The changes to the list of top destinations largely reflect different countries' success in managing COVID-19. Almost all of the countries that have fallen lower on the list, including the U.S. and several European countries, have struggled with the pandemic, while countries that have managed the public health crisis more effectively, such as Canada and in Asia, have risen in the rankings.

Attitudes toward the world's most attractive cities for work largely corresponded with the country data.
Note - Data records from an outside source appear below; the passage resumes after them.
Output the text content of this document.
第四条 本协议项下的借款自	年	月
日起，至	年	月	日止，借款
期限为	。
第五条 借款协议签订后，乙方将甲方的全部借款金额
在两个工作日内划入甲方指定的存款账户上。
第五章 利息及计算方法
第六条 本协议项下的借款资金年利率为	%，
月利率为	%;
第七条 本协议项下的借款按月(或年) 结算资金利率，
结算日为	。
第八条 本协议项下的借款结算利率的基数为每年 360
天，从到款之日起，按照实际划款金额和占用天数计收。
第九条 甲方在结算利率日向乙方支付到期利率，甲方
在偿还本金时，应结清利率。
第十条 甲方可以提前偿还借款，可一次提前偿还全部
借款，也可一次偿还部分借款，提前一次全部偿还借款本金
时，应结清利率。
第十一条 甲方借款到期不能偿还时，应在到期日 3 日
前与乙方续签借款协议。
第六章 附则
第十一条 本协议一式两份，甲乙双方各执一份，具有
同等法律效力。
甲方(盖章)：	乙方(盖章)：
London retained its spot as the top city to relocate to, but New York, Rome and Madrid all lost ground, while Tokyo; Singapore; and Dubai, United Arab Emirates, gained. Although Canada is the world's current top work destination, no Canadian cities are in the top 10. Canada's highest-ranked city is Toronto, which places 14th in the survey.

"There has been general globalization of the labor market—it's not only Western destinations that are attractive anymore," Bailey said.

Interest in Working Abroad Falls

The other major finding from the report is that the proportion of workers willing to move to another country for work declined from 64 percent in 2014 and 57 percent in 2018 to 50 percent in 2020. Respondents in nearly every country in the world said they were less willing to relocate.

"The drop is rooted in both nationalistic immigration policies and, more recently, the COVID-19 pandemic," Bailey said. "The travel restrictions that have come and gone during the pandemic have had an impact on people's attitudes. The trend toward remote work has also affected relocation willingness. In some cases, foreign employers have been willing to offer applicants a job without requiring them to work in any company office. To get the benefits of a foreign job without having to relocate may, to some people, be the best option of all."

Shotwell agreed, adding that "people are reconsidering a lot of things about their lives right now. In the same way that we have seen a tremendous amount of relocation within the United States—from cities to more rural areas, to be closer to family—more people around the world may be looking to stay closer to family and community for personal connection. Especially if you can have access to remote work, why wouldn't you want to stay closer to home?"

The Future of Cross-Border Work

Fifty-seven percent of respondents said they are interested in cross-border remote work—staying in one's home country while working for a foreign employer.

"Cross-border remote work is an opportunity for companies to build new talent pools and increase diversity, without having to worry about relocation costs or visas," Bailey said. "For workers, it is an option to improve their careers without having to take the personal risk of relocating."

She added that companies face some challenges in offering remote international employment, including handling regulatory complexity, managing collaboration across time zones, adjusting salary policies, managing data protection and ensuring remote workers are still integrated into the corporate culture.

Shotwell noted that even though remote work is gaining interest, many people will still need to relocate for work, so HR must think about what to offer to entice people to move. "A big issue is what is the extra duty of care that companies will have to provide to the employee and his or her family to give assurances that, if there is another health crisis or national lockdowns, they will be taken care of," she said.